Publié le 18 octobre 2012

Les premières descriptions des schizophrénies ne datent que du début du XIXe siècle. En effet, il n'existe aucune description scientifique, ou dans la littérature générale, évoquant un cas de schizophrénie avant cette période. En 1806, John Haslam, pharmacien à Bedlam en Grande Bretagne décrit dans son livre Illustrations of Madness toute la vie de James Tilly Matthews. Ce marchand de thé présentait une symptomatologie délirante autour d'un complot de prise de contrôle des esprits par un gang utilisant un métier à tisser pulsant de l'air (air loom). Ce cas est considéré comme la première description de schizophrénie.

Un an avant, en 1809, Philippe Pinel dans son Traité médico-philosophique sur l'aliénation mentale ou la manie décrit des cas d'hallucinations et de délires, dont un chez un enfant de 13 ans. Bien plus tard, en 1857, Morel décrit des sujets jeunes, intelligents et évoluant brutalement vers la stupidité, puis la démence.
En 1863, Kahlbaum décrit une affection que son élève Hecker nommera, en 1871, l'"hébéphrénie". Il s'agit alors d'un processus morbide qui survient à la puberté et qui aboutit assez rapidement à la démence.

Kahlbaum, pour sa part, introduit en 1890 le terme d'"héboïdophrénie" pour désigner une forme mineure et de meilleur pronostic, séparé de la catatonie, décrite en 1874.

Enfin, entre 1887 et 1898, Eugène Kraepelin distingue la folie maniaco-dépressive, connue depuis l'antiquité, et la dementia praecox. Dès son 7e traité de psychiatrie (1904), il regroupait sous le terme de dementia praecox, l'ancienne Catatonie de Kahlbaum, l'hébéphrénie de Hecker et la démence paranoïde. Fortement influencé par les travaux de Morel autour de la théorie de la dégénérescence, il percevait la dementia praecox comme une maladie dégénérative. Cette vision a persisté à l'adoption dans son 8ème traité (1913) du terme schizophrénie apporté par Bleuler (1911).

Pour Bleuler, la schizophrénie est une maladie marquée en premier lieu (symptômes primaires) par la dissociation, traduite par les quatre A : ambivalence, relâchement des associations, discordance affective et autisme. Délires et hallucinations, de même que catatonie, étant perçus comme une symptomatologie secondaire, psychogène, une «réaction de l'âme malade au processus psychogène de base». L'autisme, remarquons-le, était défini comme une tendance à préférer le fantasme à la réalité.

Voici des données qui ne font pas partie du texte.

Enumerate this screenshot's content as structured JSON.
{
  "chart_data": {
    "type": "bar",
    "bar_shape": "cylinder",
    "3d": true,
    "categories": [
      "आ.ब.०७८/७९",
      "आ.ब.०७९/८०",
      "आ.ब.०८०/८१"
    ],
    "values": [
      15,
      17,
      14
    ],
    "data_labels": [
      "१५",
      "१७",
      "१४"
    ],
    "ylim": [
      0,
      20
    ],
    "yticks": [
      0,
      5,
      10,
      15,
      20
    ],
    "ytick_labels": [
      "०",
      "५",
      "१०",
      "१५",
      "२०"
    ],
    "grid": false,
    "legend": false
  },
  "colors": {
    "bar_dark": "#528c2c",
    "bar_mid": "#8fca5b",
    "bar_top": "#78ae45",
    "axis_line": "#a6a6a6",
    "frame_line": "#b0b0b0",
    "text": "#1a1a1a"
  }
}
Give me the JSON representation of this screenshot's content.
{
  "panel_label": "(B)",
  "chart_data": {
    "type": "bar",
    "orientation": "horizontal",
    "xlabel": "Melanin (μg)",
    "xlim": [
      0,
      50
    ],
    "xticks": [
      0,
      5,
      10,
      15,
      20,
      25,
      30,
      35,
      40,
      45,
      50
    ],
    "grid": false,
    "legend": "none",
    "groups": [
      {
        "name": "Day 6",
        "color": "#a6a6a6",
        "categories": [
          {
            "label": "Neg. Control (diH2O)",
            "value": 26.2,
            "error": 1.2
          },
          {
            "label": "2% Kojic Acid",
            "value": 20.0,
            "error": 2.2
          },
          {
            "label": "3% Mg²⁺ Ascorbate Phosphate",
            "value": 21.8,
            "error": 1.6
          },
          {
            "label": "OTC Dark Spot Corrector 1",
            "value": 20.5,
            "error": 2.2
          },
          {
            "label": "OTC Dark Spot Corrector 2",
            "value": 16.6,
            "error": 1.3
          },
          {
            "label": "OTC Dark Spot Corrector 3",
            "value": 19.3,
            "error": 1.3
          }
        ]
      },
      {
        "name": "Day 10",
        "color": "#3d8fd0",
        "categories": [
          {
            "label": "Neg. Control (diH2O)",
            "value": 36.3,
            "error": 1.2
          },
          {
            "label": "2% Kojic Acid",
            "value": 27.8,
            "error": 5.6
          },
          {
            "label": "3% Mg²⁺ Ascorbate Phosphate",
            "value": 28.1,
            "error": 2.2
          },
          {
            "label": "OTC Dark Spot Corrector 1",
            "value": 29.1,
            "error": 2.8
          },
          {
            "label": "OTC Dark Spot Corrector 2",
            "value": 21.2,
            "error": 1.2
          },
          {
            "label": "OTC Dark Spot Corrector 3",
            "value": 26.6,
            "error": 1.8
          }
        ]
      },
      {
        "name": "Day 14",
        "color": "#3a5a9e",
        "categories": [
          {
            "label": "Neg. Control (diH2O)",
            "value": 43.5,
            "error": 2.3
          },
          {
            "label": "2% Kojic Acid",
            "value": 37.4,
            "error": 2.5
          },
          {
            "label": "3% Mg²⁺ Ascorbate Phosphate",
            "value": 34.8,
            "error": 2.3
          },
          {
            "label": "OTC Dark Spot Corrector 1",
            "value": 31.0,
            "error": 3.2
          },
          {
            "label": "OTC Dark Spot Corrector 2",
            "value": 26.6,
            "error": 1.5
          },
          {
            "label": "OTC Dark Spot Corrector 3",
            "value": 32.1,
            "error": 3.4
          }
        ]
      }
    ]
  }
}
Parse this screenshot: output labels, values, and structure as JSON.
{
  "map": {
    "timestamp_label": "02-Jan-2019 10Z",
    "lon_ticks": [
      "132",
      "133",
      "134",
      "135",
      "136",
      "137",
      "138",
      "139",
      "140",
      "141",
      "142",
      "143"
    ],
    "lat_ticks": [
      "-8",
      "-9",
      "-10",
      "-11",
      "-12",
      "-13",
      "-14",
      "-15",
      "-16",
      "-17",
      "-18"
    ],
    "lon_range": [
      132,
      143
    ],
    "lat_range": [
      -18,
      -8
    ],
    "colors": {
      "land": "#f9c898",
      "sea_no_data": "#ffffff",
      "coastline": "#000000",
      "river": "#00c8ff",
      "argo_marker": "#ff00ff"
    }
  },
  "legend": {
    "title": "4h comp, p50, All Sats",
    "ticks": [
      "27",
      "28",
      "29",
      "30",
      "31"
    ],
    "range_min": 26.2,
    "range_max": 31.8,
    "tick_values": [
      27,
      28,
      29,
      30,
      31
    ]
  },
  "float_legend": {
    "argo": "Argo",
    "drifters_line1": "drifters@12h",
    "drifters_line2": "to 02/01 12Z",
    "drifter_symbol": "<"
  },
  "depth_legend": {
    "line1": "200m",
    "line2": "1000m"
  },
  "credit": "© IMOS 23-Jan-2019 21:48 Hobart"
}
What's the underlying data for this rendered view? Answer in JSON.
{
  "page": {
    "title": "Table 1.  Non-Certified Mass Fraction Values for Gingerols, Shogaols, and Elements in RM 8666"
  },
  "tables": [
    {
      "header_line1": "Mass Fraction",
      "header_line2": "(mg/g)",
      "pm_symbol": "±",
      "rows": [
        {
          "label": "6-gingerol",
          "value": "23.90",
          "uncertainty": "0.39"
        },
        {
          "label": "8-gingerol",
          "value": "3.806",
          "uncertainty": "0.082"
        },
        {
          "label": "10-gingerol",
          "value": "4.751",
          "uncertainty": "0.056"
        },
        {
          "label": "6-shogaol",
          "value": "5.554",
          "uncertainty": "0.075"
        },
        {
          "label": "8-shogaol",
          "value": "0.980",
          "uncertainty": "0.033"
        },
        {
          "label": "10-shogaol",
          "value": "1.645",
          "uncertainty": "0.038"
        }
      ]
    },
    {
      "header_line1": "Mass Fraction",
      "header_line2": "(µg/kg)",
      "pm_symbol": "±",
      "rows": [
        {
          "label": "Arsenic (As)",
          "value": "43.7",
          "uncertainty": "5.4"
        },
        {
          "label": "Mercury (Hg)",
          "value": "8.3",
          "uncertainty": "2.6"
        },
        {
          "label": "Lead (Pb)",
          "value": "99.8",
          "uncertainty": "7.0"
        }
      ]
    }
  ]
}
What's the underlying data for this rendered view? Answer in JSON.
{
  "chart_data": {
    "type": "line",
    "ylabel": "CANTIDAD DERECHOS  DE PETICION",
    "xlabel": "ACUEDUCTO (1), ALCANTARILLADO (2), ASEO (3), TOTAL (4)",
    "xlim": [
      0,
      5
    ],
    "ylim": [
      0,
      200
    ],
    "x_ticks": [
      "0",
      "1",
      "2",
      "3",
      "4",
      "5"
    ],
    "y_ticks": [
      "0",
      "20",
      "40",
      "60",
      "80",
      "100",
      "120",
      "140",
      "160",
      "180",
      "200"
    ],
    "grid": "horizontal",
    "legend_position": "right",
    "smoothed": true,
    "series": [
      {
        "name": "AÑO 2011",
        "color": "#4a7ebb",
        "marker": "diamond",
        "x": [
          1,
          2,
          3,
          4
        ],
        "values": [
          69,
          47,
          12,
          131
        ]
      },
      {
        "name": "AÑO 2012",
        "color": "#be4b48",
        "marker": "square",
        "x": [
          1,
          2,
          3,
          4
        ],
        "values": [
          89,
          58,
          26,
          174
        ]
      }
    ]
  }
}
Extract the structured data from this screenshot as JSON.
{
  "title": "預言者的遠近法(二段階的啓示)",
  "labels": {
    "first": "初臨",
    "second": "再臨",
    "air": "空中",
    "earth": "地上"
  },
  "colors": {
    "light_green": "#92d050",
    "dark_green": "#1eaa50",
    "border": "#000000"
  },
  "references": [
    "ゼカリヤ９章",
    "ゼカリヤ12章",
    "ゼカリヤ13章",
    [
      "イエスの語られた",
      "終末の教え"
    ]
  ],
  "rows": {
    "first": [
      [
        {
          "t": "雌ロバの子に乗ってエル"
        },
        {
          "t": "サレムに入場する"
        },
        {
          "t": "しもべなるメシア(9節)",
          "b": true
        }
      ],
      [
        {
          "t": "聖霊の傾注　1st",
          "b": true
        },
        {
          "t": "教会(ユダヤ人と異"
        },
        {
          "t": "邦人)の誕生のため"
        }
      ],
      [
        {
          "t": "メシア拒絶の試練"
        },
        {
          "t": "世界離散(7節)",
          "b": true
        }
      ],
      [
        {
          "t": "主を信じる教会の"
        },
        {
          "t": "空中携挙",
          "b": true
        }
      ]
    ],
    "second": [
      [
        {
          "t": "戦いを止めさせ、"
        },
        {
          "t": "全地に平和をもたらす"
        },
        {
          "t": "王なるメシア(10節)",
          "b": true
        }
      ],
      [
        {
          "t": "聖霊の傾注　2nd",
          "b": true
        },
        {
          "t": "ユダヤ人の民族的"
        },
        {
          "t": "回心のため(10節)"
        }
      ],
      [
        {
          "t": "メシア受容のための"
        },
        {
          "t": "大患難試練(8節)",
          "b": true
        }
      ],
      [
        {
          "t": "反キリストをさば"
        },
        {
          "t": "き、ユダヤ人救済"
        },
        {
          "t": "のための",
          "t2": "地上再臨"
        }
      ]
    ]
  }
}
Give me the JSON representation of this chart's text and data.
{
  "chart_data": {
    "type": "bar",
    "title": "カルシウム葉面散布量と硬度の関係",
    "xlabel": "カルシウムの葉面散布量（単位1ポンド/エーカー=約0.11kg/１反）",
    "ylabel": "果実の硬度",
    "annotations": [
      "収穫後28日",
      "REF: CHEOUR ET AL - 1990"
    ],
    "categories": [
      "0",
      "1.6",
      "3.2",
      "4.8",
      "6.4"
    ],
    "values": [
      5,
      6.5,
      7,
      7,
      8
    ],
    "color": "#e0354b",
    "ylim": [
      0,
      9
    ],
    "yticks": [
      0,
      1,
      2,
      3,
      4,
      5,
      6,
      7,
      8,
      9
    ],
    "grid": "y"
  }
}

Son caractère primaire dans la symptomatologie sera repris par Minkowski (1923) pour qui l'autisme est le «noyau phénoménal subtil» de la schizophrénie. Bleuler envisageait l'évolution d'un sujet vers la schizophrénie comme non obligatoire, il pensait que l'on n'était pas nécessairement schizophrène depuis la naissance. Tant sur l'évolution (obligatoire) que sur la sémiologie, Kraepelin était en divergence profonde avec Bleuler.

Le concept de psychose unifiée liera durablement les délires, les hallucinations (la psychose) et les schizophrénies. On le retrouve dans les critères de 1er rang de Kurt Schneider (1957), où la perception délirante joue un rôle central1, et plus encore dans le DSM et la CIM issue (à partir de 1980) des mouvements néo-kraepelinien et de l'avènement de la psychométrie associé à l'athéorisme comme modèle épistémologique. Bien entendu, l'incorporation prédominante de la psychose dans les critères de schizophrénie se retrouve dans la schizophrénie à début précoce comme nous allons le voir. Les liens historiques et cliniques avec les troubles envahissants du développement (TED) seront abordés dans le chapitre sur les antécédents développementaux.